ADAMTS-4–KO mice up to 1 year of age exhibited no gross or histologic abnormalities in 36 tissue sites examined. Despite evidence of ADAMTS-4 expression and activity in growth plates of WT mice, catalytic silencing of this proteinase caused no abnormalities in skeletal development, growth, or remodeling. There was no effect of ADAMTS-4 knockout on the progression or severity of OA 4 weeks or 8 weeks after surgical induction of joint instability. Enzymatic cleavage of aggrecan at the TEGE373–374ARGS site was clearly evident after exposure of articular cartilage from ADAMTS-4–KO mice to inflammatory cytokines.

Conclusion

Although expression of the ADAMTS-4 gene has been found in many tissues throughout the body, deletion of enzymatic activity did not appear to have any effect on normal growth and physiology.

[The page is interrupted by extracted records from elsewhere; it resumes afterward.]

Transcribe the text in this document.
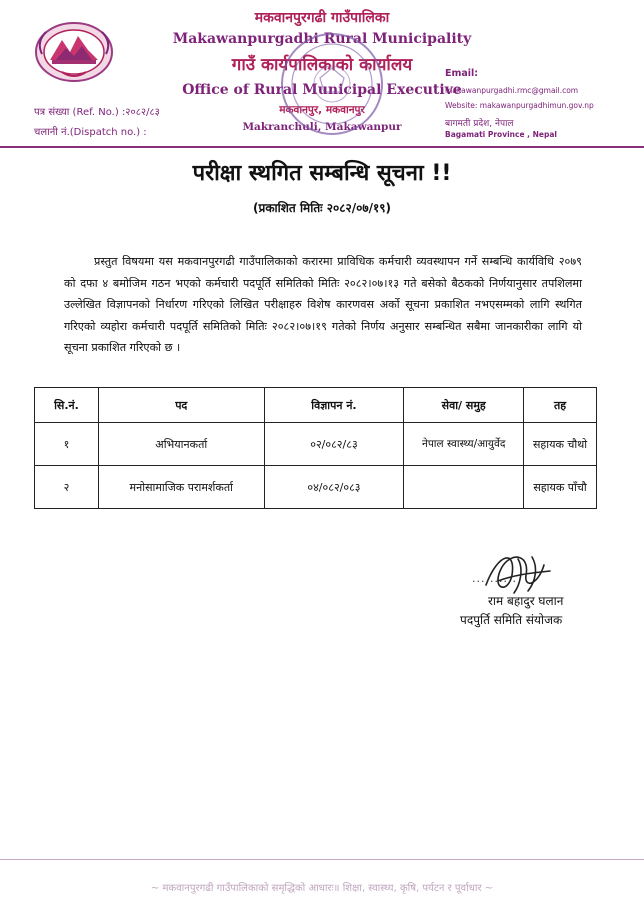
मकवानपुरगढी गाउँपालिका
Makawanpurgadhi Rural Municipality
गाउँ कार्यपालिकाको कार्यालय
Office of Rural Municipal Executive
मकवानपुर, मकवानपुर
Makranchuli, Makawanpur
पत्र संख्या (Ref. No.) :२०८२/८३
चलानी नं.(Dispatch no.) :
Email:
makawanpurgadhi.rmc@gmail.com
Website: makawanpurgadhimun.gov.np
बागमती प्रदेश, नेपाल
Bagamati Province , Nepal
परीक्षा स्थगित सम्बन्धि सूचना !!
(प्रकाशित मितिः २०८२/०७/१९)
प्रस्तुत विषयमा यस मकवानपुरगढी गाउँपालिकाको करारमा प्राविधिक कर्मचारी व्यवस्थापन गर्ने सम्बन्धि कार्यविधि २०७९ को दफा ४ बमोजिम गठन भएको कर्मचारी पदपूर्ति समितिको मितिः २०८२।०७।१३ गते बसेको बैठकको निर्णयानुसार तपशिलमा उल्लेखित विज्ञापनको निर्धारण गरिएको लिखित परीक्षाहरु विशेष कारणवस अर्को सूचना प्रकाशित नभएसम्मको लागि स्थगित गरिएको व्यहोरा कर्मचारी पदपूर्ति समितिको मितिः २०८२।०७।१९ गतेको निर्णय अनुसार सम्बन्धित सबैमा जानकारीका लागि यो सूचना प्रकाशित गरिएको छ ।
सि.नं.	पद	विज्ञापन नं.	सेवा/ समुह	तह
१	अभियानकर्ता	०२/०८२/८३	नेपाल स्वास्थ्य/आयुर्वेद	सहायक चौथो
२	मनोसामाजिक परामर्शकर्ता	०४/०८२/०८३		सहायक पाँचौ
..........
राम बहादुर घलान
पदपुर्ति समिति संयोजक
~ मकवानपुरगढी गाउँपालिकाको समृद्धिको आधारः॥ शिक्षा, स्वास्थ्य, कृषि, पर्यटन र पूर्वाधार ~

Our study provides evidence that ADAMTS-4 is the primary aggrecanase in murine growth plates; however, deletion of its enzymatic activity did not affect normal long bone remodeling. Our results also lead to the hypothesis that, in the mouse, ADAMTS-4 is not the primary enzyme responsible for aggrecan degradation at the TEGE373–374ARGS site. The elucidation of the relative importance of ADAMTS-4 in the pathologic process of human OA will require examination of human OA tissues and evidence of disease modification in patients following therapeutic intervention.